All the interns were staring at me.
"Dr. Abdel, you shouldn't have done that!" said Pedro who came closer to me, "That's the professor's favorite mug! It has sentimental value to him!
"Pedro's right, Dr. Abdel," Pilar continued, "that mug was a gift from Prof. Antonio's brother when he graduated in high school. He even brought it with him when he went to the US to attend college in MIT, that's how long he's been using that mug!"
"Didn't you know that all new recruits in this floor are told not to touch the professor's favorite mug?" added Pedro.
"How come I was never advised about it?" I asked.
"Well, we never thought you would throw it away..." Pilar sounded troubled. "and it's not like we could just tell you not to touch it... I mean, you know, you being a prince and all... plus, you're a special guest from UACME..."
"Actually, you're the only one who has ever touched that mug, aside from the professor," added Pedro.
"That's right, I've never seen the professor ask anyone to fix him a cup of coffee in that mug in my two months working here."
"Well, I've been here for about 6 months," said Pedro. "The professor's only been here for less than a year, but you really are the only one I've seen that has actually touched his Kalabaw mug, and I've been here the longest! You see, all the old employees have already resigned due to Prof. Antonio's... unique personality. I heard he even fired one of them for hiding his mug!"
"Well, it's not all the professor's fault," Pilar clarified, "most of them were alphas who couldn't believe that a beta much younger than them was pushing them around."
"Yeah, that's why most of them requested for a transfer to the West Alpha tower," Pedro said with a nod.
I looked at the shattered mug.
"I guess I owe him an apology then."
I went to the storage room and took a broom.
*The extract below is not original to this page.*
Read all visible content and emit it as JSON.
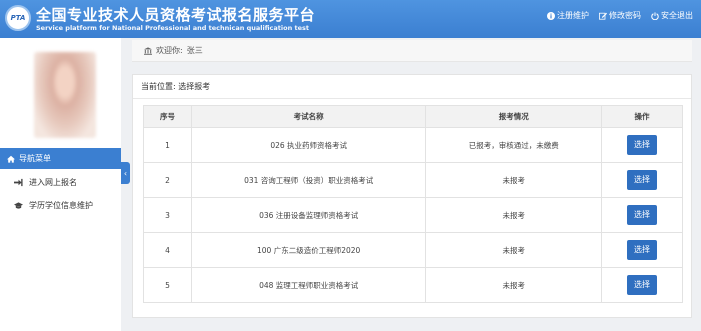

I swept up the broken pieces of his mug and placed them in a trash bin. Pedro and the rest stared at me with their mouths open.
"Dr. Abdel, don't you have an item of sentimental value that you just can't throw away?" Pilar asked teary-eyed. "Can't you at least understand Prof. Antonio's side? Aren't you a psychiatrist?"
"As a psychiatrist, I would advice a patient to let go of material things that are holding them back. Especially ones that are hardly of any use to them at all." I looked down at the garbage bin. "But it seems the professor has a deep, emotional attachment to this mug."
I took the cover off the non-biodegradable garbage bin and took the whole trash bag out.
"I will be back in a while, if the professor asks for me, tell him I am sorry."